Le Docteur Jekyll (Frederic March) est un bon
bougre légèrement porté sur la transgression. Persuadé que l’Homme est doté de
deux personnalités antagonistes, il met au point un breuvage issu d’une
formule, pour séparer dans un même corps, le bien du mal. Dans cette sublime
version du Docteur Jekyll et Mister Hyde
de Rouben Mamoulian (1932), ledit praticien tente l’expérience sur lui-même et
se métamorphose en un anthropoïde particulièrement inquiétant. Mr Hyde apparaît
brutalement dans le champ, face à un miroir, pour constater la réussite et le
bien-fondé de sa théorie. Le médecin affable et respectable est devenu le mal
incarné. Démarche simiesque, augmentation de la partie occipitale du crâne,
système pileux particulièrement fourni, rangée de dents du maxillaire supérieur
impressionnante, tout le corps de Mr Hyde renvoie à l’Australopithèque qui
sommeillait dans le subconscient du Dr Jekyll et qui se matérialise désormais
dans ce laboratoire, à l’insu de tous.
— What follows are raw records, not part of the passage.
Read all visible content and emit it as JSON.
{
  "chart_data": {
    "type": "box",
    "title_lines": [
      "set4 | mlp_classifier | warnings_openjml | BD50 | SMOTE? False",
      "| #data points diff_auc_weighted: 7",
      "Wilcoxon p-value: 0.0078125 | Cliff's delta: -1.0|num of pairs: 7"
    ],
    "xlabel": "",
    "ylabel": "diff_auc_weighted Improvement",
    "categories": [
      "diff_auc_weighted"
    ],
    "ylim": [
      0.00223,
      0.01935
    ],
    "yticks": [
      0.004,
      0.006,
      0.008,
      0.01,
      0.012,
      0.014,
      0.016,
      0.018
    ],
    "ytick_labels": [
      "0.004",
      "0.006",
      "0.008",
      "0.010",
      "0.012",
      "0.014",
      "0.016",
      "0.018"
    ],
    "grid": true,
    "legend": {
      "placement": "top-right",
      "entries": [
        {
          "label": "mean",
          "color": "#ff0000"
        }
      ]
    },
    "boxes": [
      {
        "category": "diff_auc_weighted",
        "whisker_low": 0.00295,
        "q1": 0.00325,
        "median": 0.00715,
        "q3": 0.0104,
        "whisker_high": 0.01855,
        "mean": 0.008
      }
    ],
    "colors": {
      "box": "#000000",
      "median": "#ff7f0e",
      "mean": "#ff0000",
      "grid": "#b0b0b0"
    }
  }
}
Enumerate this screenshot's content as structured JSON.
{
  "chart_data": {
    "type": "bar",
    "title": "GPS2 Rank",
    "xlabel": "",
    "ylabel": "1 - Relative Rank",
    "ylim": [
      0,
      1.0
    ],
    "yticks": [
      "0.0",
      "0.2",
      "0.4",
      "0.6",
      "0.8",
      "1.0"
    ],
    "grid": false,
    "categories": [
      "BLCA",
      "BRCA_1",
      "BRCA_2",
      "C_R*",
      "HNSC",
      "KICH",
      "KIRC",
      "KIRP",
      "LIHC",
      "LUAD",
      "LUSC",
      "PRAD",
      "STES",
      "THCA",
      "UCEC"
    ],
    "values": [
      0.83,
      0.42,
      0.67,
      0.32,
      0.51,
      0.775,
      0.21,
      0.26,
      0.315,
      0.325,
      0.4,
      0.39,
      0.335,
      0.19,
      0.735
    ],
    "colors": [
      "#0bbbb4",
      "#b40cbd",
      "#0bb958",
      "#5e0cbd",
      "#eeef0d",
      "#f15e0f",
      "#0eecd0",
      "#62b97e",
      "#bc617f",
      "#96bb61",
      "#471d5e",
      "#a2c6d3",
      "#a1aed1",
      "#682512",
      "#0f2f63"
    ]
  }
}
Tout à sa contemplation triomphante, il
exulte d’une rage éruptive et primitive, actionnant ses zygomatiques pour
partir d’un éclat de rire sinistre. S’esclaffer de cette manière aussi
tonitruante n’est pas anodin; les autorités médicales et religieuses de la bonne
société londonienne lui avaient déconseillé de poursuivre ses recherches et son
futur beau-père, le général Carew (Halliwell Hobbes) lui refuse pour l’instant
la main de sa fille, Muriel (Rose Hobart). C’est donc un Dr Jekyll frustré qui
a expérimenté sur lui-même sa potion. Son double va donc lui permettre d’assouvir
enfin toutes ses pulsions réprimées par le puritanisme de la société
victorienne dans laquelle il évolue. « Libre ! » rugit-il à deux reprises. Libre
désormais de s’encanailler dans les bas-fonds de Londres, de fréquenter des
prostituées, de faire régner la terreur et de basculer dans le meurtre. Le
miroir dans lequel Mr Hyde s’admire est plus que le vecteur de son narcissisme;
il est l’expression de la vérité que le Dr Jekyll lance à la face du monde :
sa recherche d’absolu ne peut s’enraciner que dans ses instincts primitifs. Le
cinéma américain est rempli de ces personnages qui défient les lois de la Création :
les Docteurs Frankenstein (Frankenstein/1931),
Moreau (L’Île du Docteur Moreau/1932)
et Jekyll ou, plus près de nous, Seth Brundle (La Mouche/1986) sont autant de Prométhée qui ont commis le
blasphème suprême, celui de se prendre pour Dieu en manipulant l’âme et le
corps humain. Entre 1908 et 2006, pas moins de dix-huit metteurs en scène se sont
appropriés ce personnage sorti tout droit de l’imagination de Robert-Louis
Stevenson (1), mais outre celle de Rouben Mamoulian, seules deux autres versions
ont marqué l’imaginaire des cinéphiles : celle, éponyme, de Victor Fleming
(1941) et Mary Reilly de Stephen
Frears (1996).
(1) L’Étrange cas du Docteur Jekyll et Mister
Hyde de Robert-Louis Stevenson, Folio classique, 2003.